KRAS is one of the most frequently mutated proto-oncogenes in pancreatic ductal adenocarcinoma (PDAC) and aberrantly activated in triple-negative breast cancer (TNBC). A profound role of microRNAs (miRNAs) in the pathogenesis of human cancer is being uncovered, including in cancer therapy. Using in silico prediction algorithms, we identified miR-873 as a potential regulator of KRAS, and we investigated its role in PDAC and TNBC. We found that reduced miR-873 expression is associated with shorter patient survival in both cancers. miR-873 expression is significantly repressed in PDAC and TNBC cell lines and inversely correlated with KRAS levels. We demonstrate that miR-873 directly bound to the 3′ UTR of KRAS mRNA and suppressed its expression. Notably, restoring miR-873 expression induced apoptosis; recapitulated the effects of KRAS inhibition on cell proliferation, colony formation, and invasion; and suppressed the activity of ERK and PI3K/AKT, while overexpression of KRAS rescued the effects mediated by miR-873. Moreover, in vivo delivery of miR-873 nanoparticles inhibited KRAS expression and tumor growth in PDAC and TNBC tumor models. In conclusion, we provide the first evidence that miR-873 acts as a tumor suppressor by targeting KRAS and that miR-873-based gene therapy may be a therapeutic strategy in PDAC and TNBC.

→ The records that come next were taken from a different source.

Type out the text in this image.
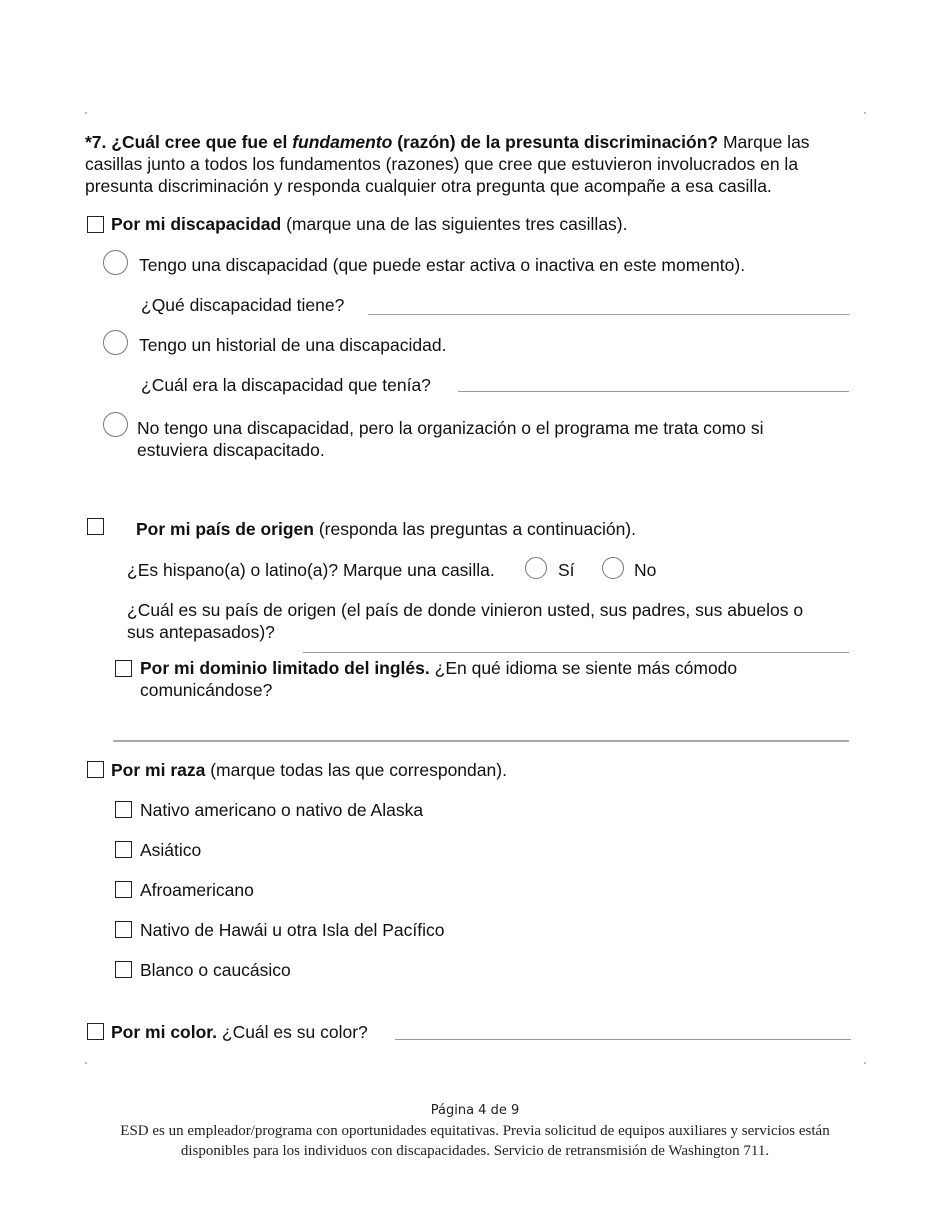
*7. ¿Cuál cree que fue el fundamento (razón) de la presunta discriminación? Marque las
casillas junto a todos los fundamentos (razones) que cree que estuvieron involucrados en la
presunta discriminación y responda cualquier otra pregunta que acompañe a esa casilla.
Por mi discapacidad (marque una de las siguientes tres casillas).
Tengo una discapacidad (que puede estar activa o inactiva en este momento).
¿Qué discapacidad tiene?
Tengo un historial de una discapacidad.
¿Cuál era la discapacidad que tenía?
No tengo una discapacidad, pero la organización o el programa me trata como si
estuviera discapacitado.
Por mi país de origen (responda las preguntas a continuación).
¿Es hispano(a) o latino(a)? Marque una casilla.	Sí	No
¿Cuál es su país de origen (el país de donde vinieron usted, sus padres, sus abuelos o
sus antepasados)?
Por mi dominio limitado del inglés. ¿En qué idioma se siente más cómodo
comunicándose?
Por mi raza (marque todas las que correspondan).
Nativo americano o nativo de Alaska
Asiático
Afroamericano
Nativo de Hawái u otra Isla del Pacífico
Blanco o caucásico
Por mi color. ¿Cuál es su color?
Página 4 de 9
ESD es un empleador/programa con oportunidades equitativas. Previa solicitud de equipos auxiliares y servicios están
disponibles para los individuos con discapacidades. Servicio de retransmisión de Washington 711.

KRAS是胰腺导管腺癌（PDAC）中最常见的突变原癌基因之一，在三阴性乳腺癌（TNBC）中被异常激活。microRNA（miRNA）在人类癌症发病机理中的重要作用已被发现，包括在癌症治疗中。在计算机上使用预测算法，我们确定了miR-873是KRAS的潜在调控因子，我们研究了其在PDAC和TNBC中的作用。我们发现在两种癌症中，miR-873表达降低与患者生存期缩短有关。在PDAC和TNBC细胞系中，miR-873的表达受到显着抑制，并且与KRAS水平成反比。我们证明了miR-873直接与KRAS mRNA的3'UTR结合并抑制了其表达。值得注意的是，恢复miR-873的表达可诱导细胞凋亡。概述了KRAS抑制对细胞增殖，集落形成和侵袭的影响；并抑制ERK和PI3K / AKT的活性，而KRAS的过表达挽救了miR-873介导的作用。而且，体内miR-873纳米颗粒的递送抑制了PDAC和TNBC肿瘤模型中的KRAS表达和肿瘤生长。总之，我们提供了第一个证据，证明miR-873通过靶向KRAS发挥抑癌作用，并且基于miR-873的基因治疗可能是PDAC和TNBC中的治疗策略。